I'm sure you are doing fine! Just keep emphasizing your main points, teach the lesson a different way, and model, model, model. Many kids like to pick "too easy" or "too difficult" books. It doesn't necessarily mean you taught the concept poorly. I found during student that it was very hard for a child to find a "just right" book, but VERY easy for them to find a book that was too easy or too difficult. That was with 5th graders! I'd imagine 2nd graders would have a harder time! They will get the hang of it, though! Just keep modeling and practicing! For awhile, I was going to the school library with my fifth graders to help them pick out a just right book. I modeled my thought process as we looked and looked. Eventually, they did get the hang of it. It takes time, though!

I agree with the suggestions you have received.
One other thing I do is to somewhat limit my book selection until this skill is a bit more developed.
I, like most teachers have many, many books. I have found primary students can be overwhelmed if all the books are out.
It is a bit easier for them to select a just right book with fewer choices.
I start with a smaller stock of books and continue to add books (after a book promotion / sales pitch ) over the next few weeks once thy get the idea of selecting just right books.

BTW, I love the shoe lesson.
I have also used Goldilocks and the 3 T-Shirts.

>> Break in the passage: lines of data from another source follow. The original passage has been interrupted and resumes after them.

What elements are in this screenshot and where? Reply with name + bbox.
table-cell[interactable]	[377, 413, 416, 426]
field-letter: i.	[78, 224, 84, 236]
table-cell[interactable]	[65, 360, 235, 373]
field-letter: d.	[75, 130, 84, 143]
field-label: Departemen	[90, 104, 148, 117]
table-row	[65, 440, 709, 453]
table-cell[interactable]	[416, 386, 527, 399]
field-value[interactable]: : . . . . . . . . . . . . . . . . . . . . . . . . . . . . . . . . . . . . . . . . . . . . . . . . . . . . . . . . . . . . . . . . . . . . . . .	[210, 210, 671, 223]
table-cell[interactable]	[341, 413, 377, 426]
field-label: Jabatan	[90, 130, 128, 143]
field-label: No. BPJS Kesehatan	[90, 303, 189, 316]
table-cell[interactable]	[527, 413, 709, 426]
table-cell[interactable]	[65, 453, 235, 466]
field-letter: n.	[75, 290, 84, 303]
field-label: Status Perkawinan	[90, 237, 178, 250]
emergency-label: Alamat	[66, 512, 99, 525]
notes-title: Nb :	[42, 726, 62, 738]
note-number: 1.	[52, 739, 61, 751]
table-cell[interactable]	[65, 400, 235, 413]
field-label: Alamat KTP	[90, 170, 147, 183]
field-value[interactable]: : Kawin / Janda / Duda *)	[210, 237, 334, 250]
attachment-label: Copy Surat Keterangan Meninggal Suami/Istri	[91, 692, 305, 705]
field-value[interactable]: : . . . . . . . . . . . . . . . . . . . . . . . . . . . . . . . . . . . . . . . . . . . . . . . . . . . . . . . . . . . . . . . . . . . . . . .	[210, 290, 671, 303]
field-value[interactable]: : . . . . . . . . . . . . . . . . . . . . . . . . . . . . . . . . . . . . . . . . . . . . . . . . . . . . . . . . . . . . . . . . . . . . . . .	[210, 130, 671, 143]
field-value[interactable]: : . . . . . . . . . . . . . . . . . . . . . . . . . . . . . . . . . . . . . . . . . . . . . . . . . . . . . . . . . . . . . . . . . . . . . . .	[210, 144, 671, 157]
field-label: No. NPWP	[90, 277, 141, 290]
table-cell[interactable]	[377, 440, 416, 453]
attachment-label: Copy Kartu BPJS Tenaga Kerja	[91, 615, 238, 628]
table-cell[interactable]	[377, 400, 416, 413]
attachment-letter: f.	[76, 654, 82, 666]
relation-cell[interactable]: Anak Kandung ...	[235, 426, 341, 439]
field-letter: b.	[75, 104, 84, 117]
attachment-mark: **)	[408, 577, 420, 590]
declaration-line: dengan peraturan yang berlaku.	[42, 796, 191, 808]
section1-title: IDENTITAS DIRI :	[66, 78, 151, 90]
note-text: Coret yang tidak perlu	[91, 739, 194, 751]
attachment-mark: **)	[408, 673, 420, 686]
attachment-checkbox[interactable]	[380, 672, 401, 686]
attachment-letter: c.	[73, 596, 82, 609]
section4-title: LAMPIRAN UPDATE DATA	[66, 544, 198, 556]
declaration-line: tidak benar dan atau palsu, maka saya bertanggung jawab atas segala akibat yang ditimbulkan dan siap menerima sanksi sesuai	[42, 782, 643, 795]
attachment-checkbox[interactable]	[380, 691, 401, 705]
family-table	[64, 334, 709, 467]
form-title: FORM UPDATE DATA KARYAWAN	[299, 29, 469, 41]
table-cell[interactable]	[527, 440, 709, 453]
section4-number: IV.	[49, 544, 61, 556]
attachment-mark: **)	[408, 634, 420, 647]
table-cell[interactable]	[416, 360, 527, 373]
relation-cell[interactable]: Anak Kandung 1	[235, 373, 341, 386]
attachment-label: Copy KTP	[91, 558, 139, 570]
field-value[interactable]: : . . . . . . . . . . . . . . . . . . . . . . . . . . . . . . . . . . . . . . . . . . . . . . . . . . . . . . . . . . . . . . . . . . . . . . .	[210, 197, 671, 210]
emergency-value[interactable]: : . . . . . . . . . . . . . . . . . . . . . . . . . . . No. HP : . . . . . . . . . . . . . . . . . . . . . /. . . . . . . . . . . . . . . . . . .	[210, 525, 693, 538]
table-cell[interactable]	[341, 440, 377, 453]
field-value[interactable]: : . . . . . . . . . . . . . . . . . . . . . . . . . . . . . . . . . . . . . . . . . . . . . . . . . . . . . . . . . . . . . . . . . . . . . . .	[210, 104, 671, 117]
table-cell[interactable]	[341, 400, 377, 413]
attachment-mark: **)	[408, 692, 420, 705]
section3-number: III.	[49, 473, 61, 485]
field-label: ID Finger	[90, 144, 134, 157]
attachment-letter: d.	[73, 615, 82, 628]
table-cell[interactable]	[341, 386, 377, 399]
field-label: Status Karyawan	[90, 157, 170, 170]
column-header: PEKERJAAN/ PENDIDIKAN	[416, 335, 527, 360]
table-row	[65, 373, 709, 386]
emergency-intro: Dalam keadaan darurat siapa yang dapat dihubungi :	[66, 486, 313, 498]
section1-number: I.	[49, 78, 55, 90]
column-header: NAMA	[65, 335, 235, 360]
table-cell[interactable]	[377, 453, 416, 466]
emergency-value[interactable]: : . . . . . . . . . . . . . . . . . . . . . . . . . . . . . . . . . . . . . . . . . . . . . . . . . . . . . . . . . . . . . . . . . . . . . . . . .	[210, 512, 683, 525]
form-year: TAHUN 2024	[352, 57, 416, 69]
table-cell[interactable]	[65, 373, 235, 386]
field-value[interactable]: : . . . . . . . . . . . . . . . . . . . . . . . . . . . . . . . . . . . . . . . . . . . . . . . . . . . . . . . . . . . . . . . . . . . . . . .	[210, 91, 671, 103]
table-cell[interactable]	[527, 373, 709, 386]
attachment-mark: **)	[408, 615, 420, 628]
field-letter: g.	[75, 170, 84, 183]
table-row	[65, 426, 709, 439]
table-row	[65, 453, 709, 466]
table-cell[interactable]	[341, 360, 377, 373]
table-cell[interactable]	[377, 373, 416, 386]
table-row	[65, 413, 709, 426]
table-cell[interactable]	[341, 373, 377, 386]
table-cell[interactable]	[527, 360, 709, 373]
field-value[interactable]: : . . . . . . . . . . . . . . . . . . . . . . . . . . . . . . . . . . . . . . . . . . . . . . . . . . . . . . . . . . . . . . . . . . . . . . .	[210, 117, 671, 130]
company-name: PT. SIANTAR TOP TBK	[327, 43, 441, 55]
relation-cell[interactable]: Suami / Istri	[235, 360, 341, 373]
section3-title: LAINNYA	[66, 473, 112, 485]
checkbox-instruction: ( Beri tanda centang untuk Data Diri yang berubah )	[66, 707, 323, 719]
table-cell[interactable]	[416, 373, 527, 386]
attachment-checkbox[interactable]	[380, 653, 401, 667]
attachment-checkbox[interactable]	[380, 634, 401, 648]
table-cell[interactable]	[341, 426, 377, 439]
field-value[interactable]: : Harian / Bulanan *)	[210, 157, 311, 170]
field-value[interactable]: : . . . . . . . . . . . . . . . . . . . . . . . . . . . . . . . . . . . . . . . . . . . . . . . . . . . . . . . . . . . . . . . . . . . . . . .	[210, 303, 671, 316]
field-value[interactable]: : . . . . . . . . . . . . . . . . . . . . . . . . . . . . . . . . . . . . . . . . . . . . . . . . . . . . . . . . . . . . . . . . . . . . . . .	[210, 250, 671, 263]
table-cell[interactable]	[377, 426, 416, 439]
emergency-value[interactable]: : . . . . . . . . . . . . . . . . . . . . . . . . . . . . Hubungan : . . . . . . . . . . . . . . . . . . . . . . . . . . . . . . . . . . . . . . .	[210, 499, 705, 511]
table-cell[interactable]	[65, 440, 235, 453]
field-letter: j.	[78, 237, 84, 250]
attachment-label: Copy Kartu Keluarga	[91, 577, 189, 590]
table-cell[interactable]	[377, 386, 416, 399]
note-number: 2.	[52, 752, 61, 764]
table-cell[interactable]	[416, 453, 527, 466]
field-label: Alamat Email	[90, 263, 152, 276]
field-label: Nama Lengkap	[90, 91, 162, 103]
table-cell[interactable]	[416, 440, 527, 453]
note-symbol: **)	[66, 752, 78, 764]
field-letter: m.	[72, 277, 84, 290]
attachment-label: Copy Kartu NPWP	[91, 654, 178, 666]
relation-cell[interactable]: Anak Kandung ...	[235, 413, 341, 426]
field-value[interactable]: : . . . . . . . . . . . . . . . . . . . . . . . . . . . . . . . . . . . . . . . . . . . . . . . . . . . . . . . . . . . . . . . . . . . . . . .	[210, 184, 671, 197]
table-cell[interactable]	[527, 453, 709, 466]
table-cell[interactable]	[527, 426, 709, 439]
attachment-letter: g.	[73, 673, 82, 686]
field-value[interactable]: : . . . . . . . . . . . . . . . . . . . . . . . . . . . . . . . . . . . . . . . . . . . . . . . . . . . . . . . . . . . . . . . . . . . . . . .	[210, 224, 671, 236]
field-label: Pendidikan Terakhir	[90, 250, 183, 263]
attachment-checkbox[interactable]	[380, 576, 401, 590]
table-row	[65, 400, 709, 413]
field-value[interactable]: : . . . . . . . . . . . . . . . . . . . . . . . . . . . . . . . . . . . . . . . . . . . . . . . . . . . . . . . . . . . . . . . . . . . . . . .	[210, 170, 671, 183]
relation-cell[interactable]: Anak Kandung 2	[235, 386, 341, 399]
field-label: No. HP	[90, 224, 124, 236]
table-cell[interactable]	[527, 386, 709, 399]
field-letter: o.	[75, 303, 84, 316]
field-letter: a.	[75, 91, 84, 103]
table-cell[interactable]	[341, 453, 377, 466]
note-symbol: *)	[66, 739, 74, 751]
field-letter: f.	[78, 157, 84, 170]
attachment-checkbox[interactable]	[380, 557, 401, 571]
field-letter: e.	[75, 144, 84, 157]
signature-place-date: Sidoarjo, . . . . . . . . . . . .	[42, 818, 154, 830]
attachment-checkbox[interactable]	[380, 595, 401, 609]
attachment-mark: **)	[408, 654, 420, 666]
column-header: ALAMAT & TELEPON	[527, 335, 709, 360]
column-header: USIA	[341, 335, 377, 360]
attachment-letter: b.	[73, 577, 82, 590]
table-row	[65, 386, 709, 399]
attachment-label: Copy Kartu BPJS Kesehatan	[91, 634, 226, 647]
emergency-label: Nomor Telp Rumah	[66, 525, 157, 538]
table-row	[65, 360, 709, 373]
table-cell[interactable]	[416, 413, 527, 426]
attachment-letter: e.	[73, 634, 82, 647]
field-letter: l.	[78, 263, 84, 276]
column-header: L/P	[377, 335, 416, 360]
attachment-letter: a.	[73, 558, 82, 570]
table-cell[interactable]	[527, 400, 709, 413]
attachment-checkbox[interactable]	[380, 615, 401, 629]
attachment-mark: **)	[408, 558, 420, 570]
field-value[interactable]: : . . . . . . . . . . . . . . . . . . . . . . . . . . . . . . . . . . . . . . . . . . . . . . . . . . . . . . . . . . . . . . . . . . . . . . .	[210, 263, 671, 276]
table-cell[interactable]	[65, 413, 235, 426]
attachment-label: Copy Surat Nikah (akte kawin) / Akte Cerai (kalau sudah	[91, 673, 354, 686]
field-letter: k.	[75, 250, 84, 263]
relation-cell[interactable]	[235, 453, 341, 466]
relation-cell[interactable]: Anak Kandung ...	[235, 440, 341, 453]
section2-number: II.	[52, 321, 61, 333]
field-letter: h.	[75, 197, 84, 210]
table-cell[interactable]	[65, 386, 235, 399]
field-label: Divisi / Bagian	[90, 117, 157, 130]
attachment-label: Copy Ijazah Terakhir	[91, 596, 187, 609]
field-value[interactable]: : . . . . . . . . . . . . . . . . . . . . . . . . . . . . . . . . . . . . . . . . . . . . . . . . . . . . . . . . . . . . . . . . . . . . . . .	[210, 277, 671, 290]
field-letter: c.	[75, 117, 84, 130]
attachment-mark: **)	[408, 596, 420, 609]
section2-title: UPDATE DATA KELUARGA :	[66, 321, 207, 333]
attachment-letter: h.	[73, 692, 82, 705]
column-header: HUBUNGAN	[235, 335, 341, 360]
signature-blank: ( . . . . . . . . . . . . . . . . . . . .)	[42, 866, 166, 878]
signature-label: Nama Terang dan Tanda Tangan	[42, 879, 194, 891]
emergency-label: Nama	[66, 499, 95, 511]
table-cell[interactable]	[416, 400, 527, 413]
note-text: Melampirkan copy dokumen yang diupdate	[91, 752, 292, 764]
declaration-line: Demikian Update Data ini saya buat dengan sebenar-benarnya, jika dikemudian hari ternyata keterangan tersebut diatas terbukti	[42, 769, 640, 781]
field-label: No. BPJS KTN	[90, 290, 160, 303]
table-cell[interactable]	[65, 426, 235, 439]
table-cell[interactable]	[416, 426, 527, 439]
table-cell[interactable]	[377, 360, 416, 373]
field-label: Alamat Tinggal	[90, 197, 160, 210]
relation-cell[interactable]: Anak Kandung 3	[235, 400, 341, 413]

I taught the shoe lesson, and the three bears lesson as a whole class, then did small strategy groups for the first few times they were allowed to pick, with carefully selected books that were either WAY too easy, WAY too hard or just right. After they passed that "Test" with me, then they could access the whole classroom library, but still with me there. After about a month, I stopped observing book exchange, but there were 4 kiddos whose book boxes I checked every night (and often had "repicking" time with me in the morning). I scanned the other kids' boxes about once a week, and after my first little kiddo started reading novels, had a heck of a time convincing others that "just because it was right for her, doesn't mean it's right for you!"

When I taught second grade I used to meet individually with each student to complete a reading interview. I asked some questions about interests, how they pick books, etc. Then we went to the classroom library together and I told them to pick four books they were interested in reading. Then I picked some books that I thought would be a good match for them. I would tell them why I was picking this book (I know you like soccer, so you will love this book...the main character plays soccer, too!).

It took a long time to do it this way, but I knew that at least some of the books were a good fit and I was modeling how to choose books.

I put 4-5 books in each child's bag before the first day of school at various levels. Then I try to get to each child for a reading conference (starting with the ones who seem to be struggling) and see what they are drawn to. I can then direct them to the right level or section of the library.

I do the just right book talk maybe the second week after reading behaviors have been discussed? For example, practicing what silent reading looks like.

Every year in the library I go over the 5 finger rule with the 2nd graders. I have posters up for them to refer to and I made task cards on Vistaprint with the same rule that I give them to use as book marks. I know the classroom teacher also uses the 5 finger rule. So what happens every year? Someone tries to check out Twenty Thousand Leagues Under the Sea!! Give it time. They eventually get the hang of it!

My children do not have access to the hundreds of books I have in my library because it would be too overwhelming for my third graders. for a month students choose books from a basket of books I choose. I purposely put mostly leveled books for students & I placed very few hard books. Students overtime begin to feel what a just right book is & when I start to add in harder or easy books they start to sift through them easier. It takes a month or more for the students to have a feel or true understanding of what a Just right book is. It is a lesson I have to repeat for a handful of kids & those kids I take into a group to repeat a lesson.